European banks “are using the pandemic to make changes investors have wanted for years: slash jobs, shut branches and force customers online. The hope is that the pandemic has taught customers how to live without frequent trips to bank branches, which are expensive to maintain and staff.”
“The European Central Bank has leaned on banks to reform and has paved the way for cost-saving mergers. National governments, long resistant to approving bank mergers that would result in job cuts, have changed their tune. Dreary stock-market valuations have spurred CEOs to act.”
“The rise in popularity of highly volatile cryptocurrencies such as bitcoin could simply be seen as a speculative sign of Federal Reserve-enabled froth,” an FT op-ed says. “But it might better be interpreted as an early signal of a new world order in which the U.S. and the dollar will play a less important role.”
Donald Trump “certainly devalued Brand USA. But he is also a symptom of longer-term economic problems in the U.S. — problems which have in recent years been papered over by low rates and monetary policy, which kept asset prices high but also encouraged debt and leverage. Bitcoin’s rise reflects the belief in some parts of the investor community that the U.S. will eventually come in some ways to resemble Weimar Germany, as post-2008 financial crisis monetary policy designed to stabilize markets gives way to post-Covid monetization of rising U.S. debt loads. There are, after all, only three ways out of debt — growth, austerity, or money printing. If the U.S. government sells so much debt that the dollar starts to lose its value, then bitcoin could conceivably be a safe haven.”
The Bank of England “is preparing its first significant break from EU regulations with a proposal that would make bank capital rules tougher in the U.K. than on the continent. The regulator’s proposal will toughen the rules for British banks versus their European rivals and potentially reduce the amount they can pay in dividends.”
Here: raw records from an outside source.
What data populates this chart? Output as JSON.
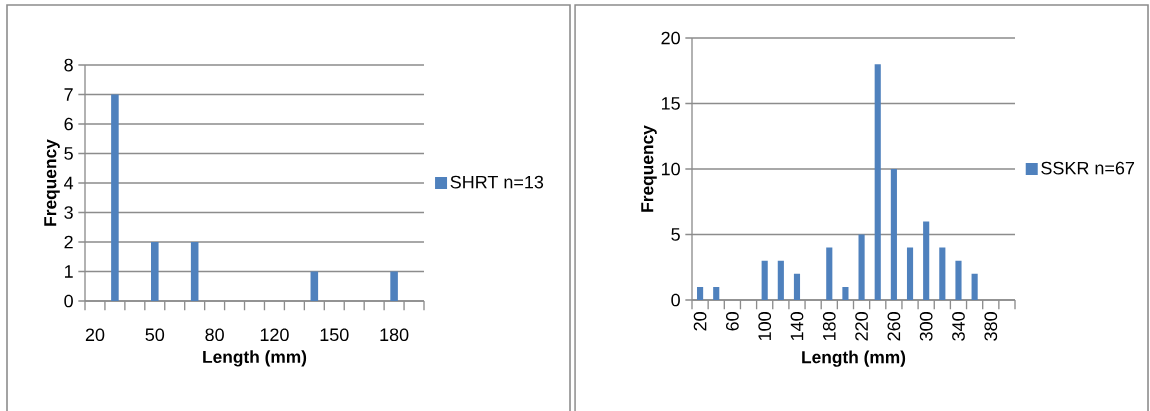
{
  "chart_data": [
    {
      "type": "bar",
      "xlabel": "Length (mm)",
      "ylabel": "Frequency",
      "categories": [
        "20",
        null,
        null,
        "50",
        null,
        null,
        "80",
        null,
        null,
        "120",
        null,
        null,
        "150",
        null,
        null,
        "180",
        null
      ],
      "series": [
        {
          "name": "SHRT n=13",
          "color": "#4f81bd",
          "values": [
            0,
            7,
            0,
            2,
            0,
            2,
            0,
            0,
            0,
            0,
            0,
            1,
            0,
            0,
            0,
            1,
            0
          ]
        }
      ],
      "ylim": [
        0,
        8
      ],
      "yticks": [
        0,
        1,
        2,
        3,
        4,
        5,
        6,
        7,
        8
      ],
      "grid": "y",
      "legend": "right"
    },
    {
      "type": "bar",
      "xlabel": "Length (mm)",
      "ylabel": "Frequency",
      "categories": [
        "20",
        null,
        "60",
        null,
        "100",
        null,
        "140",
        null,
        "180",
        null,
        "220",
        null,
        "260",
        null,
        "300",
        null,
        "340",
        null,
        "380",
        null
      ],
      "series": [
        {
          "name": "SSKR n=67",
          "color": "#4f81bd",
          "values": [
            1,
            1,
            0,
            0,
            3,
            3,
            2,
            0,
            4,
            1,
            5,
            18,
            10,
            4,
            6,
            4,
            3,
            2,
            0,
            0
          ]
        }
      ],
      "ylim": [
        0,
        20
      ],
      "yticks": [
        0,
        5,
        10,
        15,
        20
      ],
      "grid": "y",
      "legend": "right"
    }
  ]
}
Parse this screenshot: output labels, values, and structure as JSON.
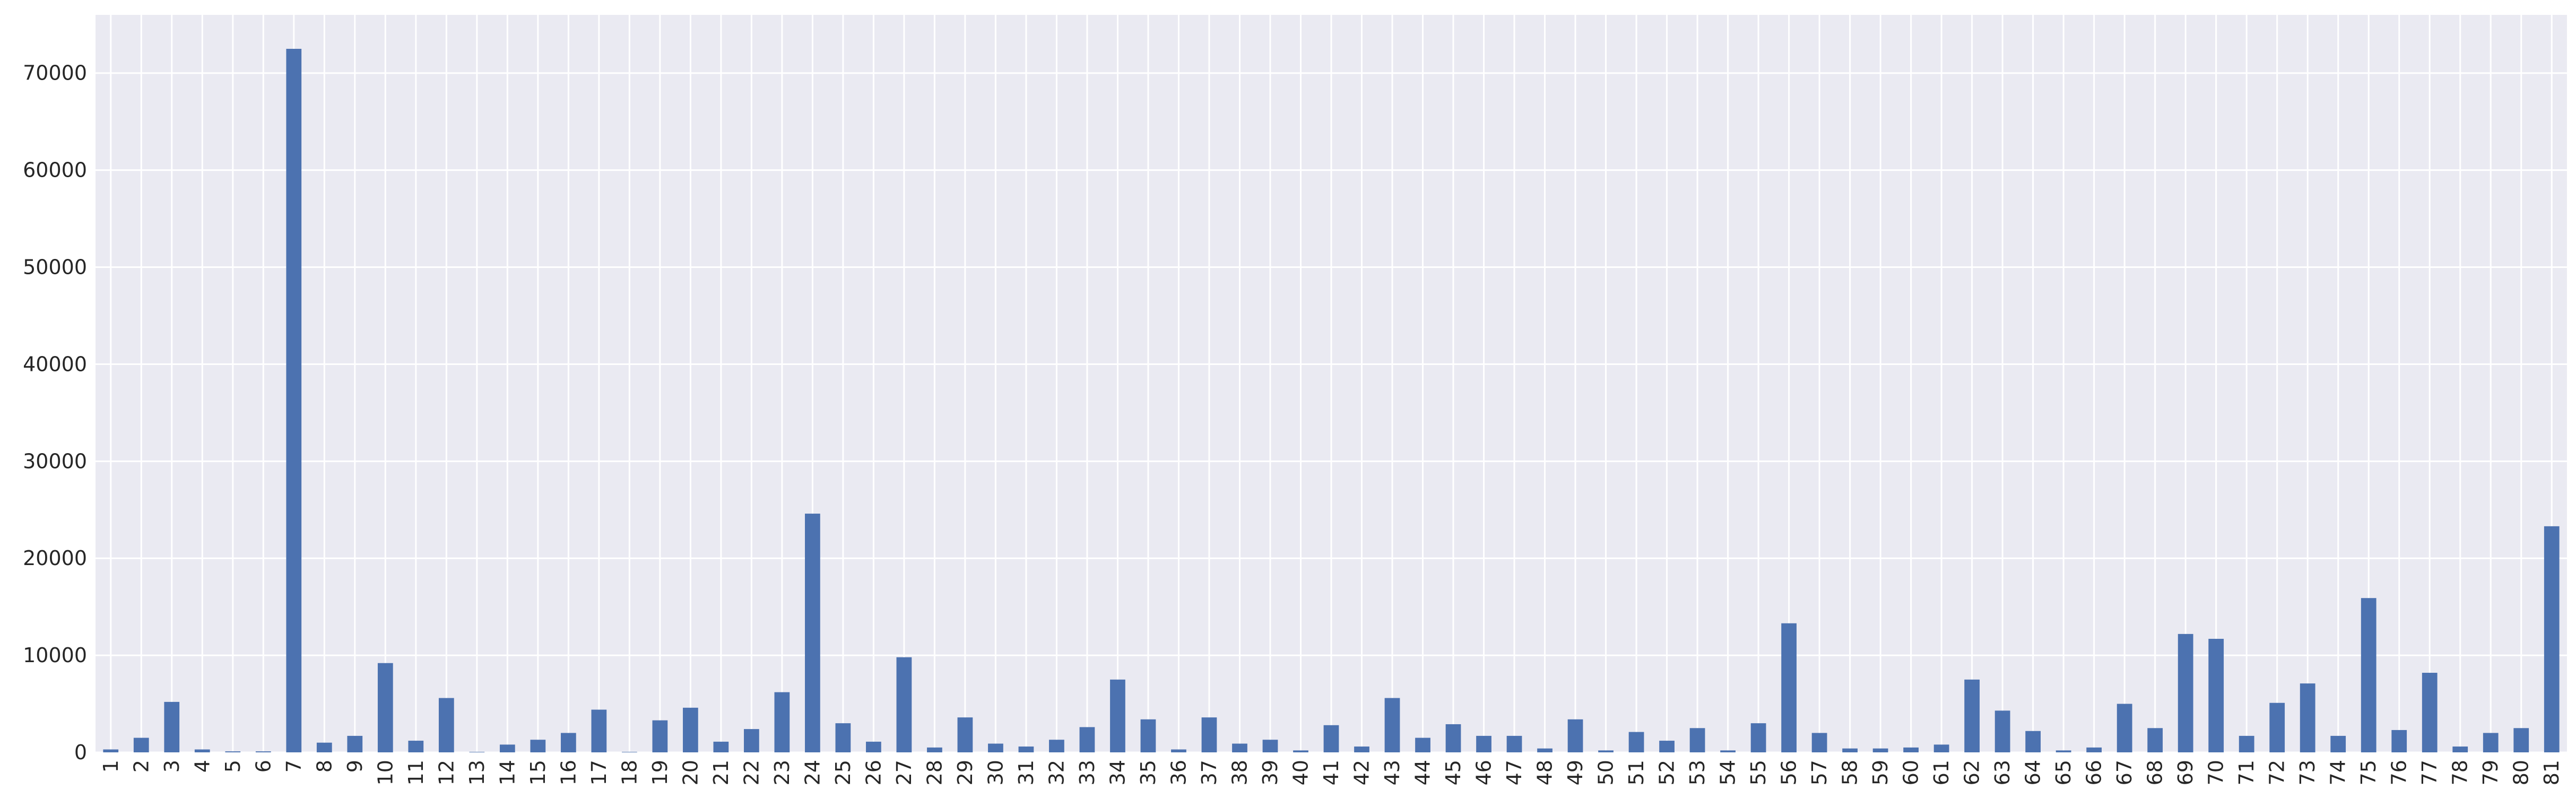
{
  "chart_data": {
    "type": "bar",
    "title": "",
    "xlabel": "",
    "ylabel": "",
    "categories": [
      "1",
      "2",
      "3",
      "4",
      "5",
      "6",
      "7",
      "8",
      "9",
      "10",
      "11",
      "12",
      "13",
      "14",
      "15",
      "16",
      "17",
      "18",
      "19",
      "20",
      "21",
      "22",
      "23",
      "24",
      "25",
      "26",
      "27",
      "28",
      "29",
      "30",
      "31",
      "32",
      "33",
      "34",
      "35",
      "36",
      "37",
      "38",
      "39",
      "40",
      "41",
      "42",
      "43",
      "44",
      "45",
      "46",
      "47",
      "48",
      "49",
      "50",
      "51",
      "52",
      "53",
      "54",
      "55",
      "56",
      "57",
      "58",
      "59",
      "60",
      "61",
      "62",
      "63",
      "64",
      "65",
      "66",
      "67",
      "68",
      "69",
      "70",
      "71",
      "72",
      "73",
      "74",
      "75",
      "76",
      "77",
      "78",
      "79",
      "80",
      "81"
    ],
    "values": [
      300,
      1500,
      5200,
      300,
      100,
      100,
      72500,
      1000,
      1700,
      9200,
      1200,
      5600,
      50,
      800,
      1300,
      2000,
      4400,
      50,
      3300,
      4600,
      1100,
      2400,
      6200,
      24600,
      3000,
      1100,
      9800,
      500,
      3600,
      900,
      600,
      1300,
      2600,
      7500,
      3400,
      300,
      3600,
      900,
      1300,
      200,
      2800,
      600,
      5600,
      1500,
      2900,
      1700,
      1700,
      400,
      3400,
      200,
      2100,
      1200,
      2500,
      200,
      3000,
      13300,
      2000,
      400,
      400,
      500,
      800,
      7500,
      4300,
      2200,
      200,
      500,
      5000,
      2500,
      12200,
      11700,
      1700,
      5100,
      7100,
      1700,
      15900,
      2300,
      8200,
      600,
      2000,
      2500,
      23300
    ],
    "ylim": [
      0,
      76000
    ],
    "yticks": [
      0,
      10000,
      20000,
      30000,
      40000,
      50000,
      60000,
      70000
    ],
    "grid": true,
    "legend": "none",
    "colors": {
      "bar": "#4c72b0",
      "background": "#eaeaf2",
      "grid": "#ffffff",
      "text": "#262626"
    }
  }
}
“The BoE’s plans come as prospects fade that the EU will grant ‘equivalence’ status to U.K. regulations — dashing the City of London’s hope of regaining significant access to European markets.”
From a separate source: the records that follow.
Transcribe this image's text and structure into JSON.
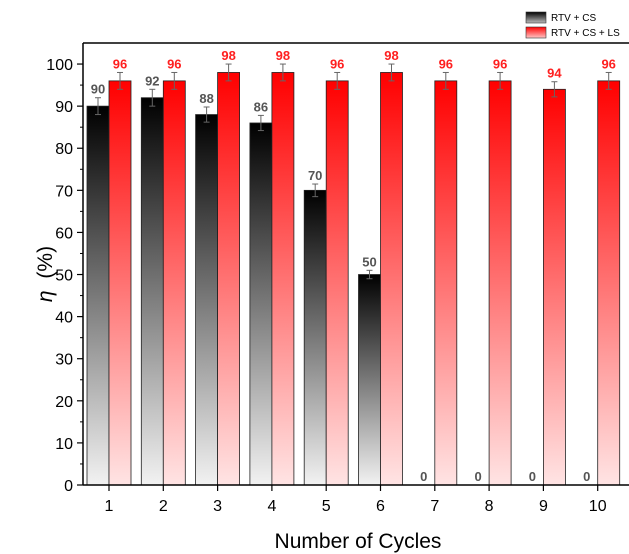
{
  "chart_data": {
    "type": "bar",
    "title": "",
    "xlabel": "Number of Cycles",
    "ylabel_symbol": "η",
    "ylabel_unit": "(%)",
    "categories": [
      "1",
      "2",
      "3",
      "4",
      "5",
      "6",
      "7",
      "8",
      "9",
      "10"
    ],
    "series": [
      {
        "name": "RTV + CS",
        "values": [
          90,
          92,
          88,
          86,
          70,
          50,
          0,
          0,
          0,
          0
        ],
        "errors": [
          2,
          2,
          1.8,
          1.8,
          1.5,
          1,
          0,
          0,
          0,
          0
        ],
        "label_color": "#555555",
        "gradient_top": "#000000",
        "gradient_bottom": "#f2f2f2"
      },
      {
        "name": "RTV + CS + LS",
        "values": [
          96,
          96,
          98,
          98,
          96,
          98,
          96,
          96,
          94,
          96
        ],
        "errors": [
          2,
          2,
          2,
          2,
          2,
          2,
          2,
          2,
          1.8,
          2
        ],
        "label_color": "#ff2020",
        "gradient_top": "#ff0000",
        "gradient_bottom": "#ffe4e4"
      }
    ],
    "ylim": [
      0,
      105
    ],
    "yticks": [
      0,
      10,
      20,
      30,
      40,
      50,
      60,
      70,
      80,
      90,
      100
    ],
    "legend_position": "top-right",
    "grid": false
  }
}
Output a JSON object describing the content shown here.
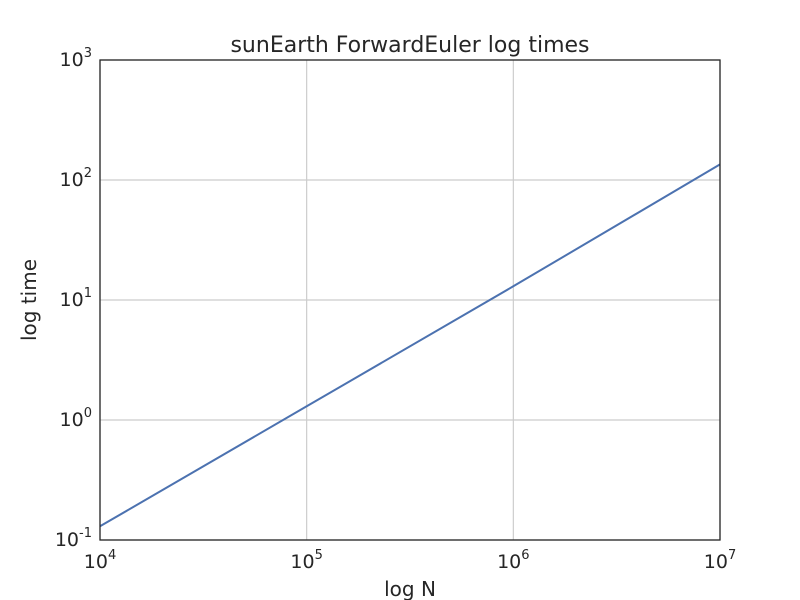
{
  "chart_data": {
    "type": "line",
    "title": "sunEarth ForwardEuler log times",
    "xlabel": "log N",
    "ylabel": "log time",
    "xscale": "log",
    "yscale": "log",
    "xlim": [
      10000,
      10000000
    ],
    "ylim": [
      0.1,
      1000
    ],
    "grid": true,
    "x_ticks": [
      {
        "base": "10",
        "exp": "4",
        "value": 10000
      },
      {
        "base": "10",
        "exp": "5",
        "value": 100000
      },
      {
        "base": "10",
        "exp": "6",
        "value": 1000000
      },
      {
        "base": "10",
        "exp": "7",
        "value": 10000000
      }
    ],
    "y_ticks": [
      {
        "base": "10",
        "exp": "-1",
        "value": 0.1
      },
      {
        "base": "10",
        "exp": "0",
        "value": 1
      },
      {
        "base": "10",
        "exp": "1",
        "value": 10
      },
      {
        "base": "10",
        "exp": "2",
        "value": 100
      },
      {
        "base": "10",
        "exp": "3",
        "value": 1000
      }
    ],
    "series": [
      {
        "color": "#4c72b0",
        "x": [
          10000,
          100000,
          1000000,
          10000000
        ],
        "y": [
          0.13,
          1.3,
          13,
          135
        ]
      }
    ]
  }
}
OakNorth, a U.K. bank backed by SoftBank “that once boasted of its perfect lending record, has incurred close to £100 million in defaults largely as a result of soured loans to property developers. The defaults, stemming from just 10 borrowers, will serve as a test of the proprietary credit underwriting platform that has made OakNorth one of Europe’s most highly valued start-ups.”
Meanwhile, “a wave of start-ups are attempting to revive regional banking in the U.K., decades after most of the country’s original local lenders were swallowed up by consolidation.”
President Biden and his top economic advisers and the Federal Reserve under Chair Jerome H. Powell “are brushing aside warnings of inflation-obsessed economists, who fear that acting aggressively to stimulate a struggling economy will bring a return of the monstrous price increases that plagued the nation in the 1970s. The Fed and the administration are staying the course despite a growing outcry from some economists across the political spectrum, including Lawrence Summers, a former Treasury secretary and top adviser in the Clinton and Obama administrations, who say Mr. Biden’s plans could stir up a whirlwind of rising prices.”
“The pandemic, to some extent, has been a catalyst for banks to bite the bullet and start addressing these weaknesses in a more radical way.” — Andrea Enria, the European Central Bank’s head of banking supervision, about the need for banks in the eurozone to reduce costs by closing branches and cut jobs.